General characteristics
- Displacement: 11,579 tons
- Length: 407.4 ft (124.2 m)
- Beam: 51 ft (16 m)
- Draft: 25.5 ft (7.8 m)
- Speed: 10 knots (19 km/h)
- Complement: 88
- Armament: 2 × 3 in (76 mm) gun mounts

= USS Octorara (IX-139) =

Tanker

USS Octorara (IX-139) was a tanker originally loaned to the Soviet Union during World War II and then returned to the United States in 1944. She was then commissioned by the U.S. Navy and served as a tanker for the remainder of the war.

==Leased to the USSR==

Octorara, a tanker built in 1921 as La Purisima by Southern shipbuilding Co., San Pedro, California, was lent to the Soviet Union under Lend-Lease early in World War II.

==World War II service==
=== Commissioned at Oakland, California===

Upon return to the United States she was acquired by the U.S. Navy 11 September 1944; and commissioned the same day at Moore Dry Dock Company, Oakland, California.

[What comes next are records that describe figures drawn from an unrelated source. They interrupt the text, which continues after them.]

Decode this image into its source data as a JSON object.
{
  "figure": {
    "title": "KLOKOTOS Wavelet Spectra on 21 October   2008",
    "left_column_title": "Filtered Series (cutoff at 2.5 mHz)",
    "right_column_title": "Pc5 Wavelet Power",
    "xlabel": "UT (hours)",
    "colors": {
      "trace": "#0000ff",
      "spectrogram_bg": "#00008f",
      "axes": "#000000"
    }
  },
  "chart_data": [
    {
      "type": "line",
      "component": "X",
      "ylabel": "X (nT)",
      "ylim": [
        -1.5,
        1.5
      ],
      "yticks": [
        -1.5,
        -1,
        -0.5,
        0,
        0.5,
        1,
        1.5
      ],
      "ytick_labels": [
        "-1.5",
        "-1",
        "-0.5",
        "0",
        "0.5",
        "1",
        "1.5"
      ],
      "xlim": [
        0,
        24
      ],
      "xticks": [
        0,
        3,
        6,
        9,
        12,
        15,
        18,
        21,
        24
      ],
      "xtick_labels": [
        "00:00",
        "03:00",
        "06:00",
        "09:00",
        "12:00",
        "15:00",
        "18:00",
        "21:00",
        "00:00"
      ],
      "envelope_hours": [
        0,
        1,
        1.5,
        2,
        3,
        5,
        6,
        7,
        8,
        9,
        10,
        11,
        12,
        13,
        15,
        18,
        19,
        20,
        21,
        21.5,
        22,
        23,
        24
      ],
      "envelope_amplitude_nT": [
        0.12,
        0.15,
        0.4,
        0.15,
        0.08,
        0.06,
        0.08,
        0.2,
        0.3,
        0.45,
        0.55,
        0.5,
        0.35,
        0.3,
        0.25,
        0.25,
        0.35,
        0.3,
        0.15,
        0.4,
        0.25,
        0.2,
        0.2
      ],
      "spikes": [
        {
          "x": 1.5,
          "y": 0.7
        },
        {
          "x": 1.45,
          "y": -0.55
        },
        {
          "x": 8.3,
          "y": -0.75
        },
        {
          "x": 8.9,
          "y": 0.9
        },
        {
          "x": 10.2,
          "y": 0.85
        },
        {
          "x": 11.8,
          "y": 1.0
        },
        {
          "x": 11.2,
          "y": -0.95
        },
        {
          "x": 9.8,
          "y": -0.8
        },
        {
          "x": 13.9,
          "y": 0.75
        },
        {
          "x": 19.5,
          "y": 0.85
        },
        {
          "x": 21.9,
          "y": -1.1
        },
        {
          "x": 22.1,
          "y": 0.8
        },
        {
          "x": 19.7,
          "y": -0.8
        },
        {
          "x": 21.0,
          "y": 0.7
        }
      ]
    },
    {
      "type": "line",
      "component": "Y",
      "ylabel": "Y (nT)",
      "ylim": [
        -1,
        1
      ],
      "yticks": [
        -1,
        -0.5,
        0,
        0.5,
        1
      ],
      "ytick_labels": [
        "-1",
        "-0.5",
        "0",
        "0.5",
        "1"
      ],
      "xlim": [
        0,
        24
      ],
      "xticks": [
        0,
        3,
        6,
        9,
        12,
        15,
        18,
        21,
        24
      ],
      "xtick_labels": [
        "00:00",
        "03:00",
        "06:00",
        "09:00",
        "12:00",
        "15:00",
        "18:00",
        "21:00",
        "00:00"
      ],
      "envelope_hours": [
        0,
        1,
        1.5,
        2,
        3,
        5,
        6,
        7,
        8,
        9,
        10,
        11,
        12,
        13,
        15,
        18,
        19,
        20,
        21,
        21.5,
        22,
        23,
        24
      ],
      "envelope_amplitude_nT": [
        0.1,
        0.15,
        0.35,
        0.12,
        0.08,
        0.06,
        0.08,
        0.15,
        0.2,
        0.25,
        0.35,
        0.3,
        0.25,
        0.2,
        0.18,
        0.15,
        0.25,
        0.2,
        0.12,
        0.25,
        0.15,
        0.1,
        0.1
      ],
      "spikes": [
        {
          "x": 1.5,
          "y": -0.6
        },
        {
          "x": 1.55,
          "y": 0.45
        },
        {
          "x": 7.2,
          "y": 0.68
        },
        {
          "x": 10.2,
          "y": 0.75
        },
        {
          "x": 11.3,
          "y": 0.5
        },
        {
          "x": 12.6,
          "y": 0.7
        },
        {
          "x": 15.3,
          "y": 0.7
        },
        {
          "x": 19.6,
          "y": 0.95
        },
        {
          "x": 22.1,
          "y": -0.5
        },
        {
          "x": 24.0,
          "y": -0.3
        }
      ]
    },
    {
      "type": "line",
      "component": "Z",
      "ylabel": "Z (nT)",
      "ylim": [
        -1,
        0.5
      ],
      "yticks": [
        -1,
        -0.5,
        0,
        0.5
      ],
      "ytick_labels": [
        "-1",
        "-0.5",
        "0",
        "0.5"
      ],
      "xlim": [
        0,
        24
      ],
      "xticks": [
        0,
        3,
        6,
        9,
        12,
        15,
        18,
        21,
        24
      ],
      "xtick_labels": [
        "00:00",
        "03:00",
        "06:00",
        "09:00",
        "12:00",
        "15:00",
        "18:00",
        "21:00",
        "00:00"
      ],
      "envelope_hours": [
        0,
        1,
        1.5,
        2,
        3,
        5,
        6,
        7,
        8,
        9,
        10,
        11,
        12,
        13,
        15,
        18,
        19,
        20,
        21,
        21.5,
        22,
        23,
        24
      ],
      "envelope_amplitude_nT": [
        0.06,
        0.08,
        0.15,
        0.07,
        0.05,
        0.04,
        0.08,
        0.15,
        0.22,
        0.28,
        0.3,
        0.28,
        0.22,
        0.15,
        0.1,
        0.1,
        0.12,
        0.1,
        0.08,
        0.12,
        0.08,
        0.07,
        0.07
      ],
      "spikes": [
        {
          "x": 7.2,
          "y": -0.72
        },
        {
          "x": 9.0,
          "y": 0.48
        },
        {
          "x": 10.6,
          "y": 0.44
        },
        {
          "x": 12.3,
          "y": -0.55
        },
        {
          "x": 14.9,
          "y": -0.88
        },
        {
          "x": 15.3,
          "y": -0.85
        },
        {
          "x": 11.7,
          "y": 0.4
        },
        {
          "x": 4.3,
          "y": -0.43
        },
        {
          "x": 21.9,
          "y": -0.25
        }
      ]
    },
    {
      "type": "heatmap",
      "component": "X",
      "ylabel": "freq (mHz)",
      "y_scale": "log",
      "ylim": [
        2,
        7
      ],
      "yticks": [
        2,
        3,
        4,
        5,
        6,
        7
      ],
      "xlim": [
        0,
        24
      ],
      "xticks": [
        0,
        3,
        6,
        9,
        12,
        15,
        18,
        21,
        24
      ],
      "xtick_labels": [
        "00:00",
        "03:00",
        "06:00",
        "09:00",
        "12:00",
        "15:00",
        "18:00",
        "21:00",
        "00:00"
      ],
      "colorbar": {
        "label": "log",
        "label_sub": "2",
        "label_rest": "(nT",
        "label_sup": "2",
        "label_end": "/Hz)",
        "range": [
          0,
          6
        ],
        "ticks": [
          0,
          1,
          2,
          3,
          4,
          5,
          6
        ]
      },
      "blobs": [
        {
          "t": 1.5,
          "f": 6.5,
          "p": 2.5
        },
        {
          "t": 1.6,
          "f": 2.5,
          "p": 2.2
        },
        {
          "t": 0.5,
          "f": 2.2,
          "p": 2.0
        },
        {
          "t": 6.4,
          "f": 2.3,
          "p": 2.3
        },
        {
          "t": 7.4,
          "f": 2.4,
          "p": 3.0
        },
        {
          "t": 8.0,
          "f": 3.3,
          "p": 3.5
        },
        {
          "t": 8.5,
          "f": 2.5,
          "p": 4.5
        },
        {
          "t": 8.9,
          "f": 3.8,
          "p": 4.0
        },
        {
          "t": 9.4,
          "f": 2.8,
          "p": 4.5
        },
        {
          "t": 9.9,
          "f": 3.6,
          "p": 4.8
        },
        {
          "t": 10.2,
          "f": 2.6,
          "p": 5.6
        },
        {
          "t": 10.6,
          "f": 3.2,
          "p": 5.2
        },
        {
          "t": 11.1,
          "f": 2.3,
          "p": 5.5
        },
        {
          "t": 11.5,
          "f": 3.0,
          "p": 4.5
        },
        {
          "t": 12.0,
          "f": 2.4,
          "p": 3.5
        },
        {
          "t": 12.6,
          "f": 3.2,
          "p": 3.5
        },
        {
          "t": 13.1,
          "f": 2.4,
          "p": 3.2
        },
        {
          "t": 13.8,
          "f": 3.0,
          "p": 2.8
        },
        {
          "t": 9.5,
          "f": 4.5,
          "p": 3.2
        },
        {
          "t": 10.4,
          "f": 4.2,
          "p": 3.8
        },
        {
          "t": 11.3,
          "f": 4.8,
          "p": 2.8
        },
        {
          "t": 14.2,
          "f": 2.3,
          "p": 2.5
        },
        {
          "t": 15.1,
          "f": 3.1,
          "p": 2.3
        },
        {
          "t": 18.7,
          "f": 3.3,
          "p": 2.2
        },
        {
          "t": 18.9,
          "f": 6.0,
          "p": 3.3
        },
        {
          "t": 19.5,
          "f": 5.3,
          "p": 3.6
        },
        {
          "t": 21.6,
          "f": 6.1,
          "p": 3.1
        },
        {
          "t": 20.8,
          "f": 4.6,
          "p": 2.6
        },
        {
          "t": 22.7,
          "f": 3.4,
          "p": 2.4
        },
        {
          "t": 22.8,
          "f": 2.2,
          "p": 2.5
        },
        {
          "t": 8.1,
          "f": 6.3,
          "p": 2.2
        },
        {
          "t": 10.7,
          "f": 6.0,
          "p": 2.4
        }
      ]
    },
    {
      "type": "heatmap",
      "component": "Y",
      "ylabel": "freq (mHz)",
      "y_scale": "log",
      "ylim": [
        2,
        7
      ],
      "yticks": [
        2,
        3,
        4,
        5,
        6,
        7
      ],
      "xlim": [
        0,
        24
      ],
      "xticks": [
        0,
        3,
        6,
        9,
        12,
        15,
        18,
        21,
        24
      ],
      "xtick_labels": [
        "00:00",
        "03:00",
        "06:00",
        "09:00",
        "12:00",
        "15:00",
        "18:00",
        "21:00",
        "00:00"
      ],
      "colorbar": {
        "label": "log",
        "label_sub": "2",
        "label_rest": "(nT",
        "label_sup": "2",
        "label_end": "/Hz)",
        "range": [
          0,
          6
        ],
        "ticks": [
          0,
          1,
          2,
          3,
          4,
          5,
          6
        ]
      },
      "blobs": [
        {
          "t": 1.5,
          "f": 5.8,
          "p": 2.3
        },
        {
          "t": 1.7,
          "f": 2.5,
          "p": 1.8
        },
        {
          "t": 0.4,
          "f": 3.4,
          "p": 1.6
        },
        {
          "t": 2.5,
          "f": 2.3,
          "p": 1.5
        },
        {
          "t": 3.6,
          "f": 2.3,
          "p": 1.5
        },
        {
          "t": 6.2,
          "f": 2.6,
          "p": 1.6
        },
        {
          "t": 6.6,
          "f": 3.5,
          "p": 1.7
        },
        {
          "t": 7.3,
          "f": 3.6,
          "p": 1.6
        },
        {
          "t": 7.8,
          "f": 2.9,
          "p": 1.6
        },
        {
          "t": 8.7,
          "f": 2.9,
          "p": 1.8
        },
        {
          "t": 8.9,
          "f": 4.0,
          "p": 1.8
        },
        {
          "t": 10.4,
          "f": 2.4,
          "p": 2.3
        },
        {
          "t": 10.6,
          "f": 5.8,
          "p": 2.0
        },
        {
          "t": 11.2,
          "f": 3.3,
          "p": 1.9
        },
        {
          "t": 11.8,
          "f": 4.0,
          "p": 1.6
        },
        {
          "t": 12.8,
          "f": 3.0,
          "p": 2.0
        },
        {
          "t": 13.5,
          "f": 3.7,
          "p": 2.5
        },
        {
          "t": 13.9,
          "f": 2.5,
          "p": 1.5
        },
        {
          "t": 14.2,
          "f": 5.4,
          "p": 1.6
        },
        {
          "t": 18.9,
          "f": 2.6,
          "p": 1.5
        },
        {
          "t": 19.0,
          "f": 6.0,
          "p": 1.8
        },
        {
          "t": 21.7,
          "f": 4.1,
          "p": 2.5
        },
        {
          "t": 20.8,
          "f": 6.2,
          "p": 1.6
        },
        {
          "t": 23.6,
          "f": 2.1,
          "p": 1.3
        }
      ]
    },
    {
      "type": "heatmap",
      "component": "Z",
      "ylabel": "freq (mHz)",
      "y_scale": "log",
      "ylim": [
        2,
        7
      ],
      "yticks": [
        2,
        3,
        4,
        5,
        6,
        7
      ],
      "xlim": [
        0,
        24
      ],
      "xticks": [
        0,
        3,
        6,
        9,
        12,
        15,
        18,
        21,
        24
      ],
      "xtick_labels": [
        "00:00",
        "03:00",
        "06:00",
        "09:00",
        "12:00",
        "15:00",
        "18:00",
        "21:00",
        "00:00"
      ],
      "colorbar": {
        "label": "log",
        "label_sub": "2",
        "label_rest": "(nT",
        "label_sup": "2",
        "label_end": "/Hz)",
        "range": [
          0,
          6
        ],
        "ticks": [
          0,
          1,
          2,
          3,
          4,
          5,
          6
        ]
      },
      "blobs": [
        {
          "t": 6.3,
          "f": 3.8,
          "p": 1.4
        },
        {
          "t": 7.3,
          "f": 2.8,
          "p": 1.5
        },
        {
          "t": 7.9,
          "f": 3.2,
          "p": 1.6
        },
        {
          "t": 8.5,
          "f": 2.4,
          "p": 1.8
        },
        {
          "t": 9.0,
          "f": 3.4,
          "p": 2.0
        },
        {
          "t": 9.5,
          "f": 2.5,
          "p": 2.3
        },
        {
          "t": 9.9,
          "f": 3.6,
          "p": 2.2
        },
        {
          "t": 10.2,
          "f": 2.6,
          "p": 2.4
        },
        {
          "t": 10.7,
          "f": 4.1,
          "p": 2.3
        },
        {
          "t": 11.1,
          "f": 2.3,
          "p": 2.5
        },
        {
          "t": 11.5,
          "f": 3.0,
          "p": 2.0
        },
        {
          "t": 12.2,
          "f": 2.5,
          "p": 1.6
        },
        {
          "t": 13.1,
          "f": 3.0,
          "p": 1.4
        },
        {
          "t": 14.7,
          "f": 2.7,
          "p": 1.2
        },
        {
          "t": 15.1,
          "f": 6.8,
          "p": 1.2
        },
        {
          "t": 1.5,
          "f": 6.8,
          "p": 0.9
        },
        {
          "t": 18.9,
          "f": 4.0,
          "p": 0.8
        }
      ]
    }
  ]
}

===Assigned to the Pacific campaign===

Octorara was assigned to Service Squadron 8 Pacific Fleet. After necessary repairs, the tanker loaded a cargo of bunker oil and 100 octane gasoline and on 14 October 1944 departed San Francisco Bay for the Marshall Islands.

Arriving Eniwetok, via Pearl Harbor, 6 November, she discharged diesel oil to and on the 15th got under way with a convoy for the Caroline Islands. Octorara remained at Ulithi for a month (21 November–22 December), dispensing diesel and aviation gasoline to the Fleet, before proceeding to Kossol Roads, Palau Islands, for fueling operations until June 1945.

Octorara departed Kossol Roads 7 June 1945, and on the 10th arrived in San Pedro Bay, Leyte, Philippine Islands. She continued fueling operations in the Pacific Ocean until after the Empire of Japan surrendered.

==Post-war decommissioning==

Returning to the U.S. East Coast early in 1946, the tanker decommissioned 8 April and was transferred to the War Shipping Administration the same day. She was sold to Pinto Island Metal Co. 28 February 1947 and scrapped.